英國可以說是當今最注重“階級”的國家之一了,有各種區分階級的方式,無論是服裝還是口音上的區分,甚至居住在倫敦肯辛頓-切爾西區、威斯敏斯特市,還是倫敦東南部,都已轉化為階級標籤。
2013年,英國廣播公司(BBC)實施的“英國階級大調查”(GBCS)結果在全球引起巨大反響。這個調查有161400人參與。邁克·薩維奇是該調查的負責人之一,他根據調查結果,重新思考階級劃分的方式,探索當今社會的不同階級表徵,並透過量化分析,直指傳統階級思考框架中被忽視的問題。
邁克·薩維奇,倫敦政治經濟學院社會學教授,國際不平等研究所聯合主任,被國際公認為社會階級研究領域的權威。
比如在傳統的階級劃分框架下,沒有區分老牌中產階級和技術中產階級。表面看,兩者收入上不相上下,但在社會資本(人脈)上,卻十分不同。此外,隨著短期兼職、沒有社會保障的工作增加,相關從業者該劃入哪一階級呢?按薩維奇的新標準,他們被劃入“不穩定的無產者”中。

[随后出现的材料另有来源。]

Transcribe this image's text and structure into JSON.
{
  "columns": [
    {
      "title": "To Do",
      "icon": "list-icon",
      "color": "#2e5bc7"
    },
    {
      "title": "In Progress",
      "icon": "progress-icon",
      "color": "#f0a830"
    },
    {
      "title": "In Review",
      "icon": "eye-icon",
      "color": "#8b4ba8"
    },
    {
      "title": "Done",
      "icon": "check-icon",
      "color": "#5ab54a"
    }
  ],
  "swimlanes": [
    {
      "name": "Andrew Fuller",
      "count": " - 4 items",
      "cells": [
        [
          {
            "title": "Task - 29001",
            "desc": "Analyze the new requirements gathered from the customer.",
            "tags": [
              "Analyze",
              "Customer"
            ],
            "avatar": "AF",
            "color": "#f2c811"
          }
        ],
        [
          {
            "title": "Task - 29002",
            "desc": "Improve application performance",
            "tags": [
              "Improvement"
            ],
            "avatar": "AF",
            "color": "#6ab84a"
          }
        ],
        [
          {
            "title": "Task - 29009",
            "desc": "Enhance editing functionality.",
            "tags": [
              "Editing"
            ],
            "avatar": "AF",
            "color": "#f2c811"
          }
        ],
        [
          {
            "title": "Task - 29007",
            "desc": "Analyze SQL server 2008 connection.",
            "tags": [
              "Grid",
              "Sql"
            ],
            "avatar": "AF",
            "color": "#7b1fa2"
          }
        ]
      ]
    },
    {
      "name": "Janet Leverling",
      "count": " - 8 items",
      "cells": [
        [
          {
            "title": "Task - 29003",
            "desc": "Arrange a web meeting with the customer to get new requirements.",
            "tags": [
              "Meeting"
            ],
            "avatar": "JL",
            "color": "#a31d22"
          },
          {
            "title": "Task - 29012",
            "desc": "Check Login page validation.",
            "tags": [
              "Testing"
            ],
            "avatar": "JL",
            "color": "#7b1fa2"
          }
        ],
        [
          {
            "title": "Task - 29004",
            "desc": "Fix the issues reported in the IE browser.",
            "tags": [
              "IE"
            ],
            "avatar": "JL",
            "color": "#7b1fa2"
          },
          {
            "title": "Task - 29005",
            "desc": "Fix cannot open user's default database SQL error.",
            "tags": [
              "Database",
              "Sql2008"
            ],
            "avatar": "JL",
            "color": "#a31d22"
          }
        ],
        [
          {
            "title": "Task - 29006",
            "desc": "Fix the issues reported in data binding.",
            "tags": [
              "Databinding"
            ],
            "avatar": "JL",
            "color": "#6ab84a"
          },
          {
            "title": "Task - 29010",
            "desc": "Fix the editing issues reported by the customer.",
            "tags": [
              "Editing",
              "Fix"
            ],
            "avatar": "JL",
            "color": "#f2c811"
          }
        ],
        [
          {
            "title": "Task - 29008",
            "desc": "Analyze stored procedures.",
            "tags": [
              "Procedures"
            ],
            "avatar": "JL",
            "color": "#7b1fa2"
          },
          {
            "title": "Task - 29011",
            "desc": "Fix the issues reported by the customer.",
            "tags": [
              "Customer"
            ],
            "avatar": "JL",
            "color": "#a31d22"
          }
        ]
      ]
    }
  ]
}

這些並不是“小問題”,它關涉到如何認識當下困境、全球化是否已失敗等根本問題。表面看,現代社會似乎機會日益平等,但事實上,太多遏制階級流動的因素被忽視,在它們的作用下,上層和底層的階級裂痕正悄悄擴大。《21世紀英國的社會階級》一書的價值就在於,透過實證調查,修正了傳統階級劃分標準造成的認識偏差,呈現出被隱藏的困境:精英階級正在通吃一切,亟需一種力量來遏制它的瘋狂再生產。
《21世紀英國的社會階級》
[英]邁克·薩維奇 著
袁博 等譯
社會科學文獻出版社2021年10月版
▌改變階級劃分的標準,才能看清時代的真問題
劃分階級有多種方式。比如從職業的角度劃分,分為體力工作者(manual)或非體力工作者,無產階級或資產階級(bourgeoise)等;也可以從社會的角度劃分,比如根據消費、生活方式等方面的不同。

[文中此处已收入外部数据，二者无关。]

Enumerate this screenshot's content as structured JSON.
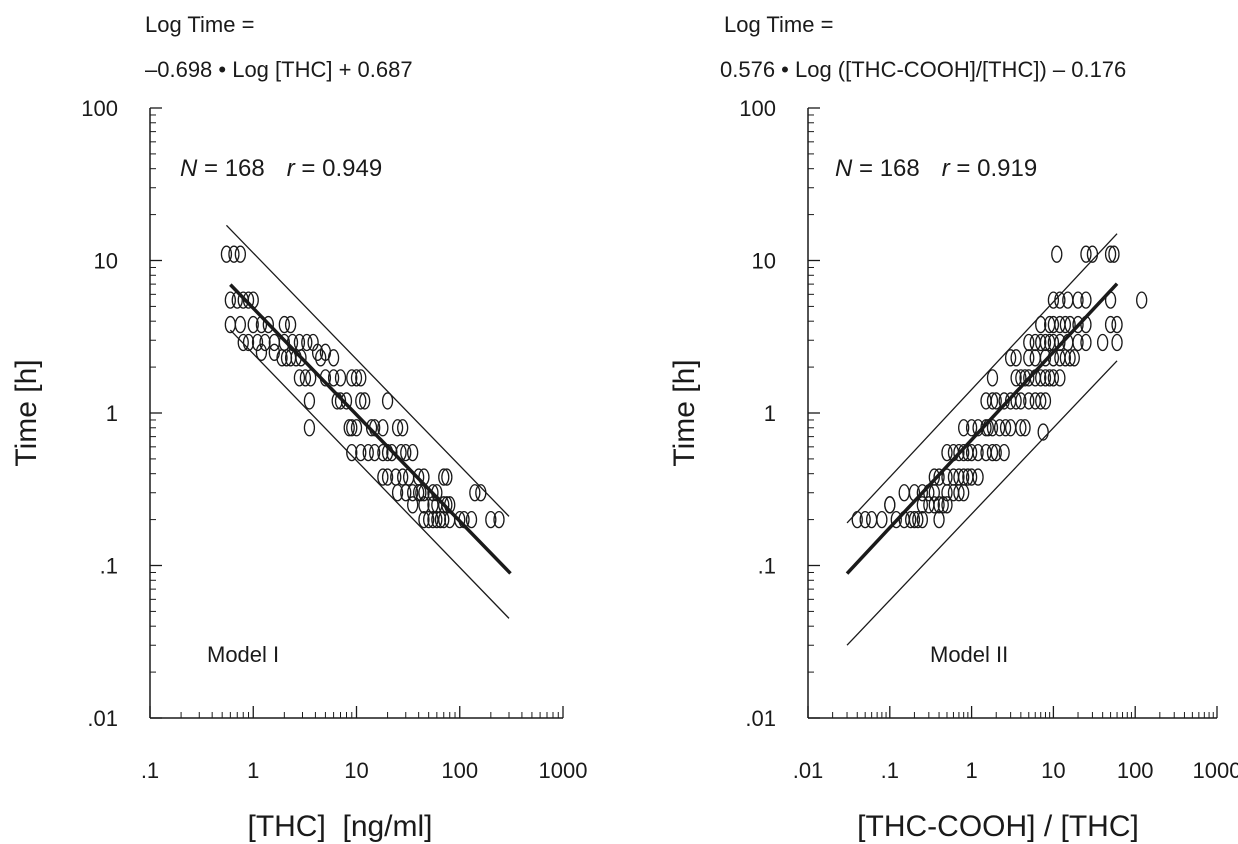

需要注意的是,階級不能僅靠收入或佔有的金錢來劃分,比如一個人中了100萬英鎊的彩票,他將進入英國最富有的人群之列,但這並不意味著他進入了更高的階級。
在英國,第一個正式的階級劃分標準是英國註冊總署在1911年制定的,它將階級分成非體力勞動者與體力勞動者。非體力勞動者包括專業人員、管理人員和技術人員/中間人員(如教師、記者等)、技能型非體力勞動者(如會計);體力勞動者包括技能型體力勞動者(如電工)、半技能型體力勞動者(如保安)、非技能型體力勞動者等。
這種把職業與階級相掛鉤的劃分方式,暗含了歧視,就像書中所說:“微妙地暗示了不同工作的道德價值。”可事實真的如此嗎?律師就一定比工人更值得尊重嗎?
以往的英國將上層階級和美德聯絡在一起,下層階級則被視為懶惰、骯髒的。醫生和律師這些上層職業在社會上受到更多尊重。
英國社會學家戈德索普(John Goldthorpe)在這個模型基礎上進行了調整,他的模型成為後來最著名、最普遍使用的、根據職業劃分階級的模型(英國國家統計局官方如今使用的正是這個劃分標準)。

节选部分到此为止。